Iowa Board of Regents

Iowa's Public Universities Supporting Veterans

In 2010, Governor Terry Branstad signed the Home Base Iowa bill. Home Base Iowa (HBI) put into place a number of programs, incentives and requirements to better support military veterans and their families, and encourage them to make Iowa their home. A key pillar of those efforts was postsecondary education opportunities. Institutions have done many things to ensure that active duty, National Guard, Reserve and veteran students are made to feel welcome on their campuses, including specialized orientation opportunities, and centers on campus where support staff connect students with services to support their unique needs.

“Military-connected students are unique in that they are coming to Higher Education from a structured environment,” said Chiquita Loveless, Director of Military and Veteran Student Services at UNI and a US Navy veteran. “UNI has the support systems in place that our military students need, including spaces for connecting with one another, a Military and Veteran Student Services Advocate, and the UNI Veteran Association. The added essentials of having accessibility services, tutors, mentors and support from faculty and staff provide that extra boost which allows each military and veteran student the support system to ensure success in the civilian sector.”

In addition to creating a more welcoming environment on Iowa’s college campuses, the Home Base Iowa initiative also expanded the assessment of credit for prior learning for veterans. Previously, gaps in communication to students and a lack of understanding among faculty meant credits for military service were often underutilized. With Home Base Iowa initiatives military veterans can more easily realize their opportunities to gain college credit for their military service.

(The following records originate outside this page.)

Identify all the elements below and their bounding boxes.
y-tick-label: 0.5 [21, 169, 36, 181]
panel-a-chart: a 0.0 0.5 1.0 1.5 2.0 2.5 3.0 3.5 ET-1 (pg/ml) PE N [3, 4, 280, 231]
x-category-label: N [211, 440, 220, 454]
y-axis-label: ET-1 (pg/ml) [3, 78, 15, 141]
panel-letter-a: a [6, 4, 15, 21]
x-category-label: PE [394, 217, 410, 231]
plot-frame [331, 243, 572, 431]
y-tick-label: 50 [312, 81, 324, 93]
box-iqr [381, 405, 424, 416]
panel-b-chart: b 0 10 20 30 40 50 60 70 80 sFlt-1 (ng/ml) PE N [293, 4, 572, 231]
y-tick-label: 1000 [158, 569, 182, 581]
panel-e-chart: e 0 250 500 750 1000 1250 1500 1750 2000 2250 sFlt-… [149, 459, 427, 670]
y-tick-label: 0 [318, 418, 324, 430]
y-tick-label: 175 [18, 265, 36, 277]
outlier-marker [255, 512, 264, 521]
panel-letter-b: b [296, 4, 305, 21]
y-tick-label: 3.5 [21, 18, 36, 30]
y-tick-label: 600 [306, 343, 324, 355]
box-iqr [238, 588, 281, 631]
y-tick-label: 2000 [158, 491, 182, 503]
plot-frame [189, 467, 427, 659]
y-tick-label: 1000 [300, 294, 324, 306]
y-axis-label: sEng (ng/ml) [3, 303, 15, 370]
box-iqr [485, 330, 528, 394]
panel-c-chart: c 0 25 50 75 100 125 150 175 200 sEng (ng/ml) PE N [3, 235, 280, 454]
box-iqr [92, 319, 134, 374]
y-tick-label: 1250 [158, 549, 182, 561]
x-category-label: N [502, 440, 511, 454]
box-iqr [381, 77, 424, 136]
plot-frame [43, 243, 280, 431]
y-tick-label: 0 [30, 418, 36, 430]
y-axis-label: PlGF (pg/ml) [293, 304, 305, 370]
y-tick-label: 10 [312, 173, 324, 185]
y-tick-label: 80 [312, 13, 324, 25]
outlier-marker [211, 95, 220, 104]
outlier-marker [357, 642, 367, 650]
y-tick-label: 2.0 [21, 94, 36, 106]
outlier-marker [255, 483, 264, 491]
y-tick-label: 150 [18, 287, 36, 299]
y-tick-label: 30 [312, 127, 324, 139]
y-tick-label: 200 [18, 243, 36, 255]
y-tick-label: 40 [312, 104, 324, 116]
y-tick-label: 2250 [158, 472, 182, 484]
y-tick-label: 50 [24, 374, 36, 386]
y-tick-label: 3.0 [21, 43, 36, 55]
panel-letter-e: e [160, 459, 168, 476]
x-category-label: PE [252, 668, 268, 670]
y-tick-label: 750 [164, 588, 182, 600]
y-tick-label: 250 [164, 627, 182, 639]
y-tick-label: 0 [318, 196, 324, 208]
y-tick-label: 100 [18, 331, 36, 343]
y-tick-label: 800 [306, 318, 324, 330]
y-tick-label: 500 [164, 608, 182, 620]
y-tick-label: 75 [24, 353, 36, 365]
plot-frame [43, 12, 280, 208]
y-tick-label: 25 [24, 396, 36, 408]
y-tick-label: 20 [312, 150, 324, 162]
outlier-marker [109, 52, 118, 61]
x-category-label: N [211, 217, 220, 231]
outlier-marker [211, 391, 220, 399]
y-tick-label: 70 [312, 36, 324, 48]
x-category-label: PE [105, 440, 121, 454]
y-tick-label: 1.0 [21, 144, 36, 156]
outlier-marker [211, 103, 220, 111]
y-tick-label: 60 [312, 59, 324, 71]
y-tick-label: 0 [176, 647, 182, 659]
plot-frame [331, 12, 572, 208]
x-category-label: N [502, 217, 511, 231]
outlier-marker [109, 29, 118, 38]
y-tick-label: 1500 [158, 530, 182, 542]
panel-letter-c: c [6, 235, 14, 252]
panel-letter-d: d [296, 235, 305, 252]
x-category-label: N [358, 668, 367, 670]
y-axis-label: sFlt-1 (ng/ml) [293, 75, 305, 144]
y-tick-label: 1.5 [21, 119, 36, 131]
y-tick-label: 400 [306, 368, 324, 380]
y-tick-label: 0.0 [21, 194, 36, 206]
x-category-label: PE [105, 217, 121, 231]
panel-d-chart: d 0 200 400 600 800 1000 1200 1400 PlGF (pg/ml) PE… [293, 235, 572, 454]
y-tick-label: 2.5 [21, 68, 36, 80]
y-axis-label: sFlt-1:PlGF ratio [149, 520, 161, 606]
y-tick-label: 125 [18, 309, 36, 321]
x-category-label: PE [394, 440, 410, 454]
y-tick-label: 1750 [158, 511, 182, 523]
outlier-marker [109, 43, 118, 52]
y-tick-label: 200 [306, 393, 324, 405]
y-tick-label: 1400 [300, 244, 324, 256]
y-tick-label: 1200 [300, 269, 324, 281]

Since Home Base Iowa was enacted 10 years ago, Iowa’s public universities commitment to veteran students has been clear. The percentage of newly enrolled, first-time-in-college veteran students who receive college credit for their military training has tripled, up to 53 percent in 2020. Additionally, these students are earning an average of 22 credits, double what was reported in 2011. The bulk of these credits are being applied to the major programs the students pursue, ensuring meaningful progress toward a degree.

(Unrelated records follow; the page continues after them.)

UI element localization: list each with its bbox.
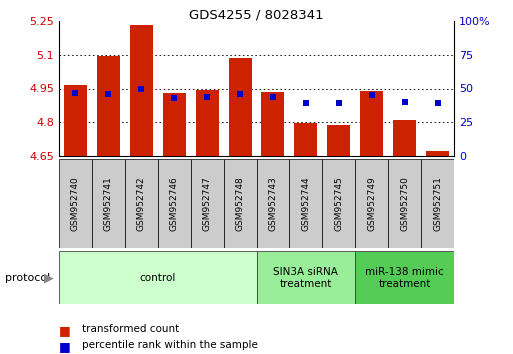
Bar <box>64 85 87 156</box>
Text: control: control <box>140 273 176 283</box>
Bar <box>262 92 285 156</box>
Text: GSM952747: GSM952747 <box>203 176 212 231</box>
Text: GSM952741: GSM952741 <box>104 176 113 231</box>
Bar <box>125 159 158 248</box>
Bar <box>360 91 383 156</box>
Text: GDS4255 / 8028341: GDS4255 / 8028341 <box>189 9 324 22</box>
Point <box>433 101 442 106</box>
Text: GSM952742: GSM952742 <box>137 176 146 231</box>
Text: GSM952749: GSM952749 <box>367 176 376 231</box>
Point <box>368 92 376 98</box>
Bar <box>59 251 256 304</box>
Point <box>170 95 179 101</box>
Point <box>401 99 409 105</box>
Bar <box>289 159 322 248</box>
Bar <box>355 159 388 248</box>
Text: GSM952748: GSM952748 <box>235 176 245 231</box>
Point <box>137 86 145 91</box>
Bar <box>92 159 125 248</box>
Text: GSM952750: GSM952750 <box>400 176 409 231</box>
Point <box>71 90 80 95</box>
Point <box>302 101 310 106</box>
Bar <box>355 251 454 304</box>
Text: ■: ■ <box>59 324 71 337</box>
Bar <box>393 120 416 156</box>
Text: percentile rank within the sample: percentile rank within the sample <box>82 340 258 350</box>
Text: miR-138 mimic
treatment: miR-138 mimic treatment <box>365 267 444 289</box>
Bar <box>256 251 355 304</box>
Bar <box>256 159 289 248</box>
Text: protocol: protocol <box>5 273 50 283</box>
Bar <box>97 56 120 156</box>
Text: SIN3A siRNA
treatment: SIN3A siRNA treatment <box>273 267 338 289</box>
Bar <box>224 159 256 248</box>
Bar <box>327 126 350 156</box>
Text: ■: ■ <box>59 340 71 353</box>
Bar <box>388 159 421 248</box>
Bar <box>228 58 251 156</box>
Bar <box>195 90 219 156</box>
Text: GSM952744: GSM952744 <box>301 176 310 231</box>
Point <box>334 101 343 106</box>
Point <box>236 91 244 97</box>
Bar <box>322 159 355 248</box>
Text: GSM952740: GSM952740 <box>71 176 80 231</box>
Bar <box>59 159 92 248</box>
Point <box>104 91 112 97</box>
Text: GSM952746: GSM952746 <box>170 176 179 231</box>
Point <box>269 94 277 99</box>
Bar <box>163 93 186 156</box>
Text: GSM952745: GSM952745 <box>334 176 343 231</box>
Bar <box>191 159 224 248</box>
Text: transformed count: transformed count <box>82 324 180 334</box>
Text: GSM952743: GSM952743 <box>268 176 278 231</box>
Bar <box>130 24 153 156</box>
Bar <box>426 151 449 156</box>
Text: GSM952751: GSM952751 <box>433 176 442 231</box>
Bar <box>294 123 318 156</box>
Point <box>203 94 211 99</box>
Bar <box>421 159 454 248</box>
Text: ▶: ▶ <box>44 272 53 284</box>
Bar <box>158 159 191 248</box>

Callie Morrow, Academic Advisor for Engineering-Liberal Arts & Sciences Online, has spearheaded much of this work at Iowa State University. As a military spouse herself, she understands what it means to these students, as well as the importance of the university getting it right. “Staff and faculty have committed significant time to reviewing various training and educational content in multiple branches of service,” said Morrow. “They try to find where the learning outcomes align with ISU academic programs and merit earning college credit. As ISU has expanded these articulations, we see how grateful students are for the acknowledgement of their learning and hard work while serving our country.”

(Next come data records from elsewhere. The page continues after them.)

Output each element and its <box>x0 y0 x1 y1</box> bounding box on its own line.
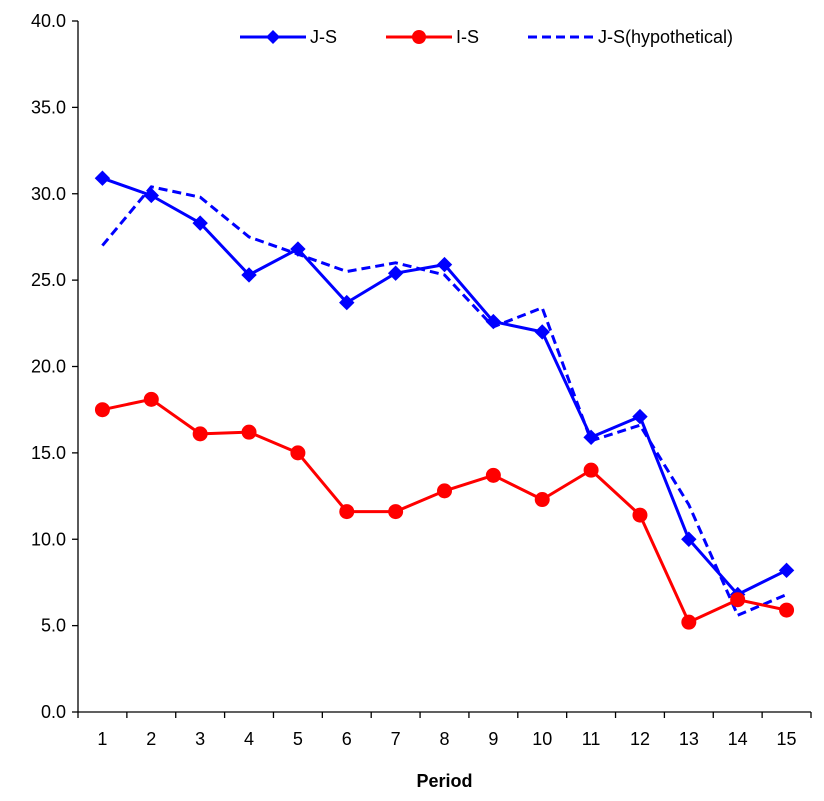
series-j-s-hypothetical <box>101 185 788 617</box>
data-point <box>632 408 648 425</box>
data-point <box>290 241 306 257</box>
data-point <box>436 256 453 273</box>
data-point <box>241 267 257 283</box>
data-point <box>534 324 550 340</box>
data-point <box>778 562 795 579</box>
x-tick-label: 8 <box>439 729 449 749</box>
data-point <box>339 294 355 311</box>
data-point <box>437 483 452 499</box>
x-axis-title: Period <box>416 771 472 791</box>
legend-marker <box>412 30 426 44</box>
y-tick-label: 30.0 <box>31 184 66 204</box>
data-point <box>583 462 599 478</box>
x-tick-label: 6 <box>342 729 352 749</box>
data-point <box>534 492 550 508</box>
x-tick-label: 4 <box>244 729 254 749</box>
data-point <box>681 531 697 547</box>
data-point <box>192 215 208 231</box>
data-point <box>388 504 404 520</box>
data-point <box>730 592 746 608</box>
x-tick-label: 5 <box>293 729 303 749</box>
x-tick-label: 2 <box>146 729 156 749</box>
data-point <box>632 507 648 523</box>
legend-label: J-S(hypothetical) <box>598 27 733 47</box>
x-tick-label: 1 <box>97 729 107 749</box>
data-point <box>143 187 160 204</box>
series-layer <box>94 170 795 630</box>
x-tick-label: 11 <box>582 729 601 749</box>
series-i-s <box>94 391 795 630</box>
y-tick-label: 35.0 <box>31 97 66 117</box>
data-point <box>485 467 501 483</box>
x-tick-label: 15 <box>777 729 797 749</box>
x-tick-label: 12 <box>630 729 650 749</box>
legend-item-j-s-hypothetical: J-S(hypothetical) <box>528 27 733 47</box>
data-point <box>143 391 159 407</box>
data-point <box>681 614 697 630</box>
data-point <box>387 265 404 281</box>
legend: J-S I-S J-S(hypothetical) <box>240 27 733 47</box>
series-j-s <box>94 170 795 603</box>
series-line <box>101 176 788 596</box>
x-tick-label: 9 <box>488 729 498 749</box>
y-tick-label: 25.0 <box>31 270 66 290</box>
data-point <box>192 426 208 442</box>
data-point <box>94 170 111 186</box>
y-tick-label: 5.0 <box>41 616 66 636</box>
legend-marker <box>266 30 280 44</box>
legend-item-i-s: I-S <box>386 27 479 47</box>
y-tick-label: 0.0 <box>41 702 66 722</box>
legend-label: J-S <box>310 27 337 47</box>
series-line <box>101 185 788 617</box>
y-tick-label: 20.0 <box>31 357 66 377</box>
x-tick-label: 10 <box>532 729 552 749</box>
y-tick-label: 15.0 <box>31 443 66 463</box>
y-tick-label: 40.0 <box>31 11 66 31</box>
legend-item-j-s: J-S <box>240 27 337 47</box>
x-tick-label: 14 <box>728 729 748 749</box>
data-point <box>583 429 599 446</box>
y-tick-label: 10.0 <box>31 529 66 549</box>
data-point <box>241 424 257 440</box>
data-point <box>779 602 795 618</box>
x-tick-label: 3 <box>195 729 205 749</box>
x-tick-label: 13 <box>679 729 699 749</box>
data-point <box>485 313 502 330</box>
data-point <box>290 445 306 461</box>
axes: 0.05.010.015.020.025.030.035.040.01 2 3 4 5 6… <box>31 11 812 749</box>
data-point <box>94 402 110 418</box>
x-tick-label: 7 <box>391 729 401 749</box>
legend-label: I-S <box>456 27 479 47</box>
data-point <box>339 504 355 520</box>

The Council for Adult and Experiential Learning (CAEL) recently released a report indicating that at a sample of institutions from across the country, the average percent of students receiving credit for military training at public universities was 43 percent, or 10 percentage points below Iowa State University, the University of Iowa, and the University of Northern Iowa. Additionally, the average credits awarded at those institutions was 17.4, well below the 22 credit average at Iowa’s Regent Universities.

CAEL’s more important finding is that students who are awarded credit for military learning have a greater likelihood of completing their degrees. More than 1,800 veterans are enrolled in Iowa’s public universities in any given year, which translates into a significant and positive impact on the student bodies, as well as on the Iowa workforce when they graduate and launch their careers.